The president of the Chartered Institute of Taxation, Susan Ball, has written to both Rishi Sunak and Liz Truss setting out the institute’s views on what should be the new prime minister’s priorities for the tax system.
In the letter, Ball sets out that given the “pressing public interest” in a better working tax system, the Chartered Institute of Taxation has identified three linked priorities which it believes are “widely supported” and that the new prime minister “must act upon”.

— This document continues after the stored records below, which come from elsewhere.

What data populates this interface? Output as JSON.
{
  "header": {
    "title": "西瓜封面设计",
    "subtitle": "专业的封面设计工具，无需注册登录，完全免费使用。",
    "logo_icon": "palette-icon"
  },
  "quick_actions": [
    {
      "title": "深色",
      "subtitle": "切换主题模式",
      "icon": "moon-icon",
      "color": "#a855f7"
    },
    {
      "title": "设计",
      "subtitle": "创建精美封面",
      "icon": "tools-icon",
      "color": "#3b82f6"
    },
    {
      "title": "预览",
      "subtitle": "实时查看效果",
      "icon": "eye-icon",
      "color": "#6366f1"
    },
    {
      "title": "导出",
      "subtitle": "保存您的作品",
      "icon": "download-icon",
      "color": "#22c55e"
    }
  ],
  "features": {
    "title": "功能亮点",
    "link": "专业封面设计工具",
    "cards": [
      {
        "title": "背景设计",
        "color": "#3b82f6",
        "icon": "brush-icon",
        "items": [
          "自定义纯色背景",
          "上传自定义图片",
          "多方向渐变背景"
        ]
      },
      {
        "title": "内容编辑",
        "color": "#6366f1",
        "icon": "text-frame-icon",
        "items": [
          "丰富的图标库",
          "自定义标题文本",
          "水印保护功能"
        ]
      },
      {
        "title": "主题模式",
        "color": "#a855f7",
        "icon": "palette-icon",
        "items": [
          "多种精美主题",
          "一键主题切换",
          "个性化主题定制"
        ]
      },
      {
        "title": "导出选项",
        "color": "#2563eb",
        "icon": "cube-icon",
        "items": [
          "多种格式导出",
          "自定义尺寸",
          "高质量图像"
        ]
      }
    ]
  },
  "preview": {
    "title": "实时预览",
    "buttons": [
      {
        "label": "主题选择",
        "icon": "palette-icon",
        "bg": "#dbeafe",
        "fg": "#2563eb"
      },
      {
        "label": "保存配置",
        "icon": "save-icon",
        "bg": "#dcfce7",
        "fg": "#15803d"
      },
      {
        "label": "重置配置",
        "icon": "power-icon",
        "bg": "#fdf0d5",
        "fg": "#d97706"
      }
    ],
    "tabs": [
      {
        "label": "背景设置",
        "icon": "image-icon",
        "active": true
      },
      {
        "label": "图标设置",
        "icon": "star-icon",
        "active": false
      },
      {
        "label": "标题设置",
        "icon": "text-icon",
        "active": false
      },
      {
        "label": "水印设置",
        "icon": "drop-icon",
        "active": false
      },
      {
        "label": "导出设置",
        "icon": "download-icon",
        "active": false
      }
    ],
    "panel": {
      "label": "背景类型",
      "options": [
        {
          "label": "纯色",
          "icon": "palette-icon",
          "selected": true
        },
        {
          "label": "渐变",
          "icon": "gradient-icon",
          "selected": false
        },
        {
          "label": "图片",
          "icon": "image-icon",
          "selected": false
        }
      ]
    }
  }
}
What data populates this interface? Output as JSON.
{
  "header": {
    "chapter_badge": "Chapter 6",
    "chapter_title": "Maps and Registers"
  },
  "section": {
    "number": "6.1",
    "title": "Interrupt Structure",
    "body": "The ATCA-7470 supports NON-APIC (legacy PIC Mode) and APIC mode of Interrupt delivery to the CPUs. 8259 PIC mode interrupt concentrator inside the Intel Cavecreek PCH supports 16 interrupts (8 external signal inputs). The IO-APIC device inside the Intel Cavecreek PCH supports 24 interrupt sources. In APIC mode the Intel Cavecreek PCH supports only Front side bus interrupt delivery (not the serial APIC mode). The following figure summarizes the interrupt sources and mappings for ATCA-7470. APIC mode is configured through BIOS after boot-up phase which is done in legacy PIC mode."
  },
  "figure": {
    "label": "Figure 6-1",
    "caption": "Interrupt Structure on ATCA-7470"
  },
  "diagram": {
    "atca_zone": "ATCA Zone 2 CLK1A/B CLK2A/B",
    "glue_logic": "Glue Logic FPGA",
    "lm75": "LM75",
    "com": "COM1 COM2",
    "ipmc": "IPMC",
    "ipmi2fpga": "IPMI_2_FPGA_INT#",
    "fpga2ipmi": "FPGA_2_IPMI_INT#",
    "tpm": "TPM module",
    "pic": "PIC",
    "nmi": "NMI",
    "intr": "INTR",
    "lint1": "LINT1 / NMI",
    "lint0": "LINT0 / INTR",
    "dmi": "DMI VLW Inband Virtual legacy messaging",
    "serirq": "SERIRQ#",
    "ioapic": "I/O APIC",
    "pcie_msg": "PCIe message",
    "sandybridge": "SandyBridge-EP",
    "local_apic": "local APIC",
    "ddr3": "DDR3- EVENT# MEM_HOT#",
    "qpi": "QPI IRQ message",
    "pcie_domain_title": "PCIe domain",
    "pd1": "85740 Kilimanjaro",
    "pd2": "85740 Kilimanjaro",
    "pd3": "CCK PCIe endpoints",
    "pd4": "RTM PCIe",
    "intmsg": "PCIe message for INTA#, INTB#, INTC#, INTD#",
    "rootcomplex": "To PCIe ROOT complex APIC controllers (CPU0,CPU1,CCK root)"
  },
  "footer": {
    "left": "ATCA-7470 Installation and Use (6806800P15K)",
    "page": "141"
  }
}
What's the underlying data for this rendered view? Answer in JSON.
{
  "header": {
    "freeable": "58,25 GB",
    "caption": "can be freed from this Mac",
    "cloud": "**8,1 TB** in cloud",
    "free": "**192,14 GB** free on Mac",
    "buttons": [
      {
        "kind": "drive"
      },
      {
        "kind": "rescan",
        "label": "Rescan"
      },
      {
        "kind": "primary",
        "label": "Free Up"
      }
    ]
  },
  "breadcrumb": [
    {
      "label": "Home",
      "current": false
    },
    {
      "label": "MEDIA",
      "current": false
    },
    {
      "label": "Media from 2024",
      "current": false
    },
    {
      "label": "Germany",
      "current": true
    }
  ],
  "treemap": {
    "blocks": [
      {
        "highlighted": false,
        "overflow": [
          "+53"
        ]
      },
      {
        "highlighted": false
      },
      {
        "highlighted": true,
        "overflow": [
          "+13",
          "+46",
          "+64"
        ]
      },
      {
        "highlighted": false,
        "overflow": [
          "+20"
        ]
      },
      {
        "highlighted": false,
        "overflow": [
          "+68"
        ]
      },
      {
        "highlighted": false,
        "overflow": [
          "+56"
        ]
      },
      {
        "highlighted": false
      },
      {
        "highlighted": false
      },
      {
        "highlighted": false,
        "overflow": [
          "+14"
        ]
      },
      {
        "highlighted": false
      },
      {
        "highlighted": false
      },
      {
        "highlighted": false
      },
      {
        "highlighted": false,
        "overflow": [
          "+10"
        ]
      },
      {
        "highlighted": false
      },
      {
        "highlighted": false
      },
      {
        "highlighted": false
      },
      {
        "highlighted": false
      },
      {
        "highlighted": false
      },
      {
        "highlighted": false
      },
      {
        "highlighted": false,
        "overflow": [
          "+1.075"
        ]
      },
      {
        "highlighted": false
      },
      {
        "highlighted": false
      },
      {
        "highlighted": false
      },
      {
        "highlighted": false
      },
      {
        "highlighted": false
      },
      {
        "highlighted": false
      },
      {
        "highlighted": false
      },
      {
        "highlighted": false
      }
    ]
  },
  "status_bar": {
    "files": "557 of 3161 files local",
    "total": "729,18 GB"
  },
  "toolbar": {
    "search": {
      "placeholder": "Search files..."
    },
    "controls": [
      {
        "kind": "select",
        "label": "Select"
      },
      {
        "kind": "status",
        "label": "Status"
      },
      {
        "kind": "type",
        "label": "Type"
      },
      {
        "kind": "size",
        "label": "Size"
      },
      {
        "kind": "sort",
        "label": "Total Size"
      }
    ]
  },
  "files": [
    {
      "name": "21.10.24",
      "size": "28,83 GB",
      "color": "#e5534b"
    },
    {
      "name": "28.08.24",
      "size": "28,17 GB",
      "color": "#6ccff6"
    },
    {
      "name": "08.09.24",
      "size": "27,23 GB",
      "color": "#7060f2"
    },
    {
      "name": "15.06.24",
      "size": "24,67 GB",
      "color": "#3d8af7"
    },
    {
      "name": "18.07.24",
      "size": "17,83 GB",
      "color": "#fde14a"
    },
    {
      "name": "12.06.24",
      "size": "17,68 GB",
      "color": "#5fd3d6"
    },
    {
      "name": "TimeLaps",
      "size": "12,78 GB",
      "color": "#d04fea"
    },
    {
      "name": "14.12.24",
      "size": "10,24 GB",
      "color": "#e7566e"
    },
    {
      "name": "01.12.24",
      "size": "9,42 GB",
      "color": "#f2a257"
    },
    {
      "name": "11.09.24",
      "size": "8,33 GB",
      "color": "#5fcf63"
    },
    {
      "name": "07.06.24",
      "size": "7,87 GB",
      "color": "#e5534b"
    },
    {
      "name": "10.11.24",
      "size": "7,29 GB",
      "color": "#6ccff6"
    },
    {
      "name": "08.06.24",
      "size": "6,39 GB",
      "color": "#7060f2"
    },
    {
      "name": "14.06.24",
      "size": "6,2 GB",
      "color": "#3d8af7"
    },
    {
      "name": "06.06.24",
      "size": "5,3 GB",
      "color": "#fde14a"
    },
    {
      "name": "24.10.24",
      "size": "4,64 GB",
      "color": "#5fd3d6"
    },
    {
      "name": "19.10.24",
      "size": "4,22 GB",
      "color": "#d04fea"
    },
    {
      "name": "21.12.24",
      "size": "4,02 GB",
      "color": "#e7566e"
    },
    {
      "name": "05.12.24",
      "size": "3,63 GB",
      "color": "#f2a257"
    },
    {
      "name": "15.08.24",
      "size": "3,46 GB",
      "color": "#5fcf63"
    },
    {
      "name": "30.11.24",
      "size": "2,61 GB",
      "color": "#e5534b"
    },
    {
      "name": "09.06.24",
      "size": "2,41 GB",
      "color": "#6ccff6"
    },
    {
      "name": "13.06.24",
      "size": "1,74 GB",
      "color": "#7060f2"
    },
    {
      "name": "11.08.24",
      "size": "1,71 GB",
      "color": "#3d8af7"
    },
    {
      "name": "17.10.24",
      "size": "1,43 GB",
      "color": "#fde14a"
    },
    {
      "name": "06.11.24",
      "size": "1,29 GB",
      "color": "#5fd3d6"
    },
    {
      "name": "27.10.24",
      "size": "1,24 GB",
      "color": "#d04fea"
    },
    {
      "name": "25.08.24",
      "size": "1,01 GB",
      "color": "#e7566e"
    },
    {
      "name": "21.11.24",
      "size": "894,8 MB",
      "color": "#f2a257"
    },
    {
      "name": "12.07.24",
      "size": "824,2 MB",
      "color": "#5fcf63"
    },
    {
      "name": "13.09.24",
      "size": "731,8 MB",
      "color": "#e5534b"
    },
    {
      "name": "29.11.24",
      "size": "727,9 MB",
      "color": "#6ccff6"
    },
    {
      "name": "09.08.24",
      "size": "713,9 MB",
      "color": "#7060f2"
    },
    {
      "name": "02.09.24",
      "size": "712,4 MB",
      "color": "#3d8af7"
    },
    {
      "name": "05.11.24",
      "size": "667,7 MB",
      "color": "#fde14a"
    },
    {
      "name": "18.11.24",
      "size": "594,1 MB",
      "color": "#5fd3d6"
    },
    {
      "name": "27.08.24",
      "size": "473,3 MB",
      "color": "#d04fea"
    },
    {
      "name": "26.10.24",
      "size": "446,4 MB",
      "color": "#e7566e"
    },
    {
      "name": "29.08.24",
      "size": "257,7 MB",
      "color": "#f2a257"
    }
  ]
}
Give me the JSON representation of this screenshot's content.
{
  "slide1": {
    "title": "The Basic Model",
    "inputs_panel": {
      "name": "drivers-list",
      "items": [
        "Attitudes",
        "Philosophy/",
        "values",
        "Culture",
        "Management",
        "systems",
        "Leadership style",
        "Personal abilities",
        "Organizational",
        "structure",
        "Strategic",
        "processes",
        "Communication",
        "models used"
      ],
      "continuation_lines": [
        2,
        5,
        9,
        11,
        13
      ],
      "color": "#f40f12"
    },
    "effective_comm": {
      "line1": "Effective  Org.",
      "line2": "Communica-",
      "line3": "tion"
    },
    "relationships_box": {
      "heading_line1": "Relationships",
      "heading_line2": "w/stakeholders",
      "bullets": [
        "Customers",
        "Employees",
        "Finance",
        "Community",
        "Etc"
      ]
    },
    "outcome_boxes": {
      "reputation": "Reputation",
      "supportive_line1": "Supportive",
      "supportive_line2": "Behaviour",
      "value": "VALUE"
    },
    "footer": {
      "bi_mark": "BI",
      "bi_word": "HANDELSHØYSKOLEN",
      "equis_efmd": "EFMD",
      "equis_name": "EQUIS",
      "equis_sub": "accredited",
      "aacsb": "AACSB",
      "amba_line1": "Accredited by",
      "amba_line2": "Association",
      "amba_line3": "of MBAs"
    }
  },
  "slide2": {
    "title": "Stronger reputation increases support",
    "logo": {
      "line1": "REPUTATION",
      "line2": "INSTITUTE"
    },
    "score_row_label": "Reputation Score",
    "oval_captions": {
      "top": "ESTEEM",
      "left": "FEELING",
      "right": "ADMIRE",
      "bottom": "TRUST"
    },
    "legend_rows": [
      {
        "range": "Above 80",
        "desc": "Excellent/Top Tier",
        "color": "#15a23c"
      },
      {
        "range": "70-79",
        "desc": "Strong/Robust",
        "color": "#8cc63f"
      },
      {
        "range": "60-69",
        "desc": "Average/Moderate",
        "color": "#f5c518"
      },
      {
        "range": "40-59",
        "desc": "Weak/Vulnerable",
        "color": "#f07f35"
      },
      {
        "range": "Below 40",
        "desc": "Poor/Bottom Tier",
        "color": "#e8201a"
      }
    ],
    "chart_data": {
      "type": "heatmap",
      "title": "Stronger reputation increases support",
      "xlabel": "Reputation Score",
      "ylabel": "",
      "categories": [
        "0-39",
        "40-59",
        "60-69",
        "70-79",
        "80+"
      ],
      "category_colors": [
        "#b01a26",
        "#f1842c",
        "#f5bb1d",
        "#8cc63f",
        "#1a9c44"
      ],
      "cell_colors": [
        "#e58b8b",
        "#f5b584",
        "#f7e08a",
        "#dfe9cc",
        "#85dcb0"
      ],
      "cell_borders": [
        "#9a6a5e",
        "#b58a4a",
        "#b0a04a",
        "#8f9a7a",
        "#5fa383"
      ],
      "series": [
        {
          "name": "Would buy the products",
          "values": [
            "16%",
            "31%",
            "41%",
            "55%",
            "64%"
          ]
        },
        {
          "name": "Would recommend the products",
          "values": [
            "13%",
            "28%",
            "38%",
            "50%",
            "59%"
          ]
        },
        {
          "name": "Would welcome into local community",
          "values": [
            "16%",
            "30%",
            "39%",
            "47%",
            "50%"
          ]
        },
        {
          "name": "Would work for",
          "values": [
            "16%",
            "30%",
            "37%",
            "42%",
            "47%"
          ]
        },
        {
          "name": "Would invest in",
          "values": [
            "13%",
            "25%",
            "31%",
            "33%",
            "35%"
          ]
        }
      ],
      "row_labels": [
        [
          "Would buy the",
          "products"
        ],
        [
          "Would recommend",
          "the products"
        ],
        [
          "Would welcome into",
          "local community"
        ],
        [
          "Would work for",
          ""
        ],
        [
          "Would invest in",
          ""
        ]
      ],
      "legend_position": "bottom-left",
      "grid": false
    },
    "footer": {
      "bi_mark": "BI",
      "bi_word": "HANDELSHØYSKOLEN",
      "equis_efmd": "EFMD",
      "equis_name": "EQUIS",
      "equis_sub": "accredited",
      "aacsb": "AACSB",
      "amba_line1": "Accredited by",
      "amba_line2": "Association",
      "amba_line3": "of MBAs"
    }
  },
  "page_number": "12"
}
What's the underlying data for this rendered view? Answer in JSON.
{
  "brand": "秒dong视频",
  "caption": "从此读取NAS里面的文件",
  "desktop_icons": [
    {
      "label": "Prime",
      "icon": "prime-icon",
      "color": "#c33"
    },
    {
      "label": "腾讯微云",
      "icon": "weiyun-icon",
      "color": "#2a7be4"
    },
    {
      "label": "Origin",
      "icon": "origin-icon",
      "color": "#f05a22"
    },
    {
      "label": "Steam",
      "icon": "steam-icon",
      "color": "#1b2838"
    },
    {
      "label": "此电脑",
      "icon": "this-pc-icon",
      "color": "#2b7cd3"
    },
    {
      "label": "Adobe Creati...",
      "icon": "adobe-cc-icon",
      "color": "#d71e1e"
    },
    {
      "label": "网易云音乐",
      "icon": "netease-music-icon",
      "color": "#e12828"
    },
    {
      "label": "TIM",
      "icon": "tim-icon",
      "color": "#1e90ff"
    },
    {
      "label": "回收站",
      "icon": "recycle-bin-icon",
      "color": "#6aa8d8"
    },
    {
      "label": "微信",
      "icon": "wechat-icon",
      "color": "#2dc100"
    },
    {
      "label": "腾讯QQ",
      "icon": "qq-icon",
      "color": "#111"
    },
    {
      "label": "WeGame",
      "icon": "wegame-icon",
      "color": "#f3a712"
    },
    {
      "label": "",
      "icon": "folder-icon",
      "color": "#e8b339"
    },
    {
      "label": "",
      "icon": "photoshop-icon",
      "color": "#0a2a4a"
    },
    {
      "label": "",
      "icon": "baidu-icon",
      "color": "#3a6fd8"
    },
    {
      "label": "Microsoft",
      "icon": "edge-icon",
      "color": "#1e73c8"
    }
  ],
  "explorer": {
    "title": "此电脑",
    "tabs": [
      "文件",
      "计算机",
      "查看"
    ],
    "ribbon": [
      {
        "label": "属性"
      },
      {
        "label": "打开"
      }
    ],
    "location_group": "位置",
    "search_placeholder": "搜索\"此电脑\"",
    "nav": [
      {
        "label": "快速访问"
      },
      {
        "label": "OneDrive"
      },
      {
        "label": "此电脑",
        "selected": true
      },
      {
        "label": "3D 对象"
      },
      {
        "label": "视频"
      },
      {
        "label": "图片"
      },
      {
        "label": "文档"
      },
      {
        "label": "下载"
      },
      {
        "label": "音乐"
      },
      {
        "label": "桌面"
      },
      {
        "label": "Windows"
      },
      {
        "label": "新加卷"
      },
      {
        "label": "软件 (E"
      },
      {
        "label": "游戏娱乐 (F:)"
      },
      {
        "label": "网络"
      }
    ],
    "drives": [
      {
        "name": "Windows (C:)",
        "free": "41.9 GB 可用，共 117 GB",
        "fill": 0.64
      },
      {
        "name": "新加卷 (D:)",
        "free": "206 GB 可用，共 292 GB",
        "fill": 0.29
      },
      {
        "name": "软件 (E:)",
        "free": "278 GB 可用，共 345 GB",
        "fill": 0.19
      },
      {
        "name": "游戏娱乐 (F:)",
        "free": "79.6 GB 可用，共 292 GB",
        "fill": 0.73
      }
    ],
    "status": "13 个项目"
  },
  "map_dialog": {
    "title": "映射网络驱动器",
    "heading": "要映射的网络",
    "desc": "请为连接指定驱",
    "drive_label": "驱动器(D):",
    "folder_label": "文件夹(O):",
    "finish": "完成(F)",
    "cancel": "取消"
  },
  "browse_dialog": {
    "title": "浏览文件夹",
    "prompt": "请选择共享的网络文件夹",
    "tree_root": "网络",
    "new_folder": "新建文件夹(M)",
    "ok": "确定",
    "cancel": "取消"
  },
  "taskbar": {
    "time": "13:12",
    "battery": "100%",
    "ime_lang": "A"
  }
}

The letter goes on to say that the new prime minister should prioritise investment in HMRC to improve performance and explains that a “properly funded and efficient HMRC is vital to the future of the UK, ensuring that tax revenues are collected efficiently while ensuring that the UK tax authority supports business in the drive to improve growth, productivity and trade, both within all regions of the UK and internationally”.
She explains that to achieve this, the prime minister “should maintain HMRC’s existing resources and capabilities”, and to improve standards of basic performance including answering telephone queries, dealing with correspondence, investigation and compliance activity and timely processing of new tax registrations and agent authorisations.
The letter also highlights Making Tax Digital, a programme that improves the efficiency and effectiveness of the tax system, improves HMRC’s performance and enables it to provide better support for taxpayers.
The letter also calls for the elected prime minister to undertake an “early review of the current MTD programme and its implementation timetable” and to “identify areas of risk with the current strategy and…to ensure that MTD can be launched successfully and be built on as experience develops”.
The final subject Ball calls on is to simplify the tax system, stating that the UK tax system has become “far too complicated”. She goes on to explain that the Government should “undertake a more ambitious tax simplification programme and resist the temptation to make major structural changes to the tax system until this is done”.
Ball states: “We would welcome the opportunity to work with the new Government, HMRC and other professional bodies to effect improvements in the UK tax system, focusing initially on the three priority areas we have identified above.”